Camille : Comme on improvise les paroles, on utilise tout ce qu’on voit ou qui nous passe par la tête. La chanson dont Aude parle, c’est “Burning House”, où il y a une maison en train de brûler, et Aude chante qu’il y a des reflets orange sur le mur.

Aude : Il y a aussi la chanson de la salle de bain, chez Camille. Il y a une fresque dans la salle de bain, sur le carrelage…une fresque ultra réaliste de style “tempête en Bretagne” avec le phare, les falaises, les vagues, et tout.

Camille : Et on ne s’en est pas rendu compte tout de suite, mais on a fait une chanson qui parle vraiment de tempête, moi je parle d’une fille qui attend le marin, et toi tu parles de descendre lentement sous l’océan… Et au bout d’un moment on s’est dit : “Aude ! Les carreaux de la salle de bain !”

Aude : Sur le coup, on s’était dit : « On est tellement en symbiose, on improvise du premier coup sur le même thème exactement.” « T’as des débuts de paroles ?  » « Bah ouais, je parle de la mer ». « Moi aussi je parle de la mer, c’est formidable, on a une connexion ». Non, c’était juste le carrelage.
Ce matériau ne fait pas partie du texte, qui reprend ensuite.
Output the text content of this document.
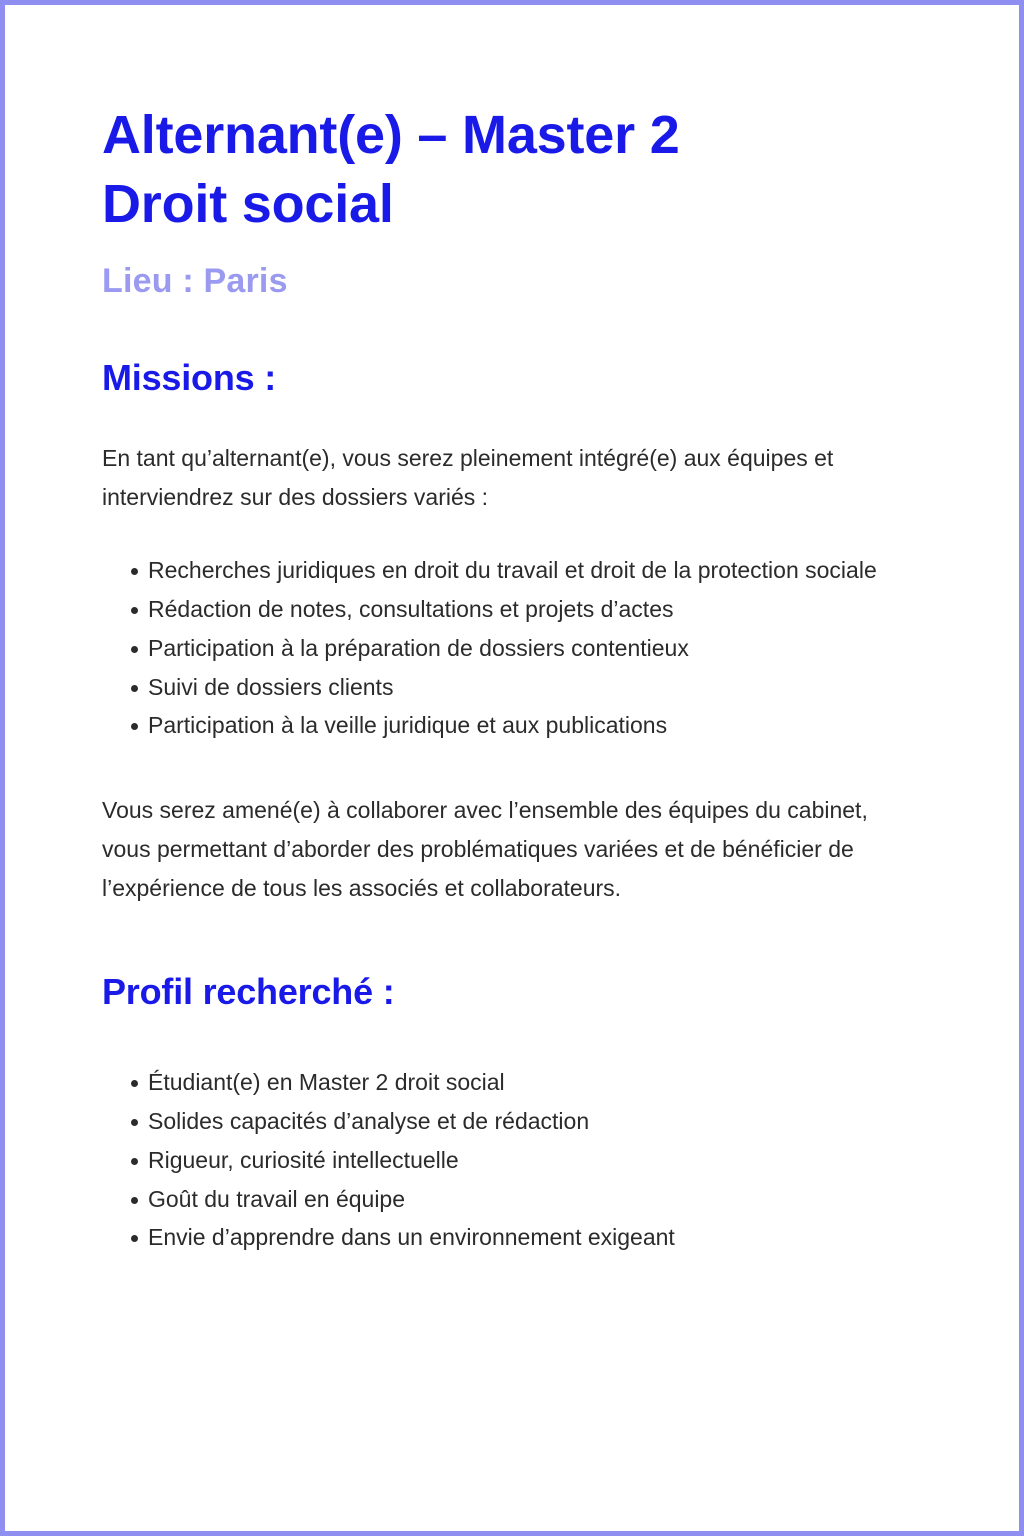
Alternant(e) – Master 2
Droit social

Lieu : Paris

Missions :

En tant qu’alternant(e), vous serez pleinement intégré(e) aux équipes et interviendrez sur des dossiers variés :

Recherches juridiques en droit du travail et droit de la protection sociale
Rédaction de notes, consultations et projets d’actes
Participation à la préparation de dossiers contentieux
Suivi de dossiers clients
Participation à la veille juridique et aux publications

Vous serez amené(e) à collaborer avec l’ensemble des équipes du cabinet, vous permettant d’aborder des problématiques variées et de bénéficier de l’expérience de tous les associés et collaborateurs.

Profil recherché :
Étudiant(e) en Master 2 droit social
Solides capacités d’analyse et de rédaction
Rigueur, curiosité intellectuelle
Goût du travail en équipe
Envie d’apprendre dans un environnement exigeant
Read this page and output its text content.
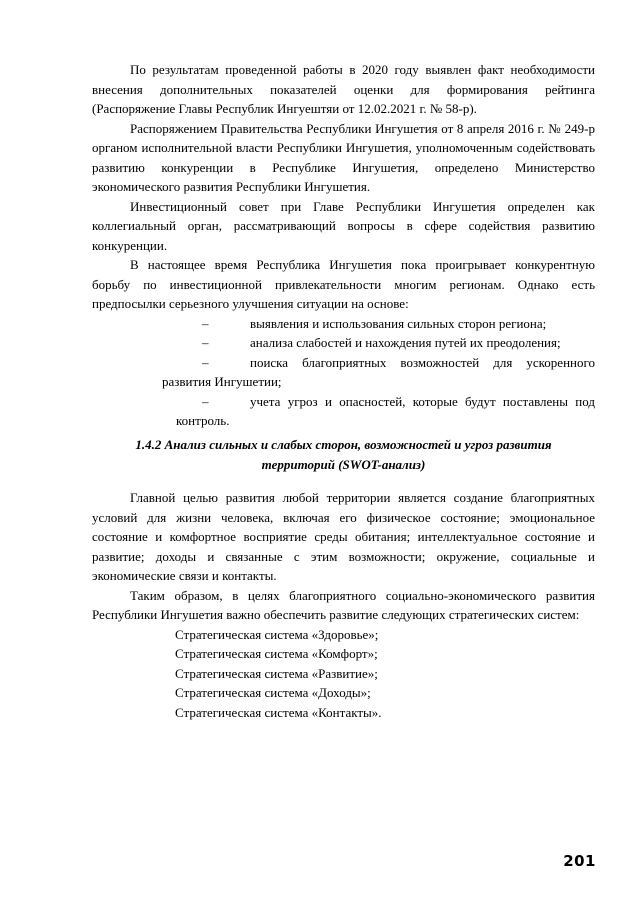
По результатам проведенной работы в 2020 году выявлен факт необходимости внесения дополнительных показателей оценки для формирования рейтинга (Распоряжение Главы Республик Ингуештяи от 12.02.2021 г. № 58-р).

Распоряжением Правительства Республики Ингушетия от 8 апреля 2016 г. № 249-р органом исполнительной власти Республики Ингушетия, уполномоченным содействовать развитию конкуренции в Республике Ингушетия, определено Министерство экономического развития Республики Ингушетия.

Инвестиционный совет при Главе Республики Ингушетия определен как коллегиальный орган, рассматривающий вопросы в сфере содействия развитию конкуренции.

В настоящее время Республика Ингушетия пока проигрывает конкурентную борьбу по инвестиционной привлекательности многим регионам. Однако есть предпосылки серьезного улучшения ситуации на основе:

–	выявления и использования сильных сторон региона;
–	анализа слабостей и нахождения путей их преодоления;
–	поиска благоприятных возможностей для ускоренного

развития Ингушетии;

–	учета угроз и опасностей, которые будут поставлены под

контроль.

1.4.2 Анализ сильных и слабых сторон, возможностей и угроз развития
территорий (SWOT-анализ)

Главной целью развития любой территории является создание благоприятных условий для жизни человека, включая его физическое состояние; эмоциональное состояние и комфортное восприятие среды обитания; интеллектуальное состояние и развитие; доходы и связанные с этим возможности; окружение, социальные и экономические связи и контакты.

Таким образом, в целях благоприятного социально-экономического развития Республики Ингушетия важно обеспечить развитие следующих стратегических систем:

Стратегическая система «Здоровье»;

Стратегическая система «Комфорт»;

Стратегическая система «Развитие»;

Стратегическая система «Доходы»;

Стратегическая система «Контакты».

201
Camille : Ca nous faisait rigoler, aussi, ça, donc on a appelé la chanson « Tiles and Tales ». “Tiles”, c’est les carreaux. Et “Tales”, c’est les histoires qu’on raconte. Voilà donc ce qui nous influence. Et maintenant : les thèmes qui nous inspirent !

Aude : Camille a une obsession marine.

Camille : Sous-marine. Je parle beaucoup de créatures sous-marines, aquatiques. Et Aude parle beaucoup de l’air, de sensations d’étouffement, de choses comme ça.

Aude : Ce n’est pas exprès.

C’est-à-dire que u n’es pas asthmatique ?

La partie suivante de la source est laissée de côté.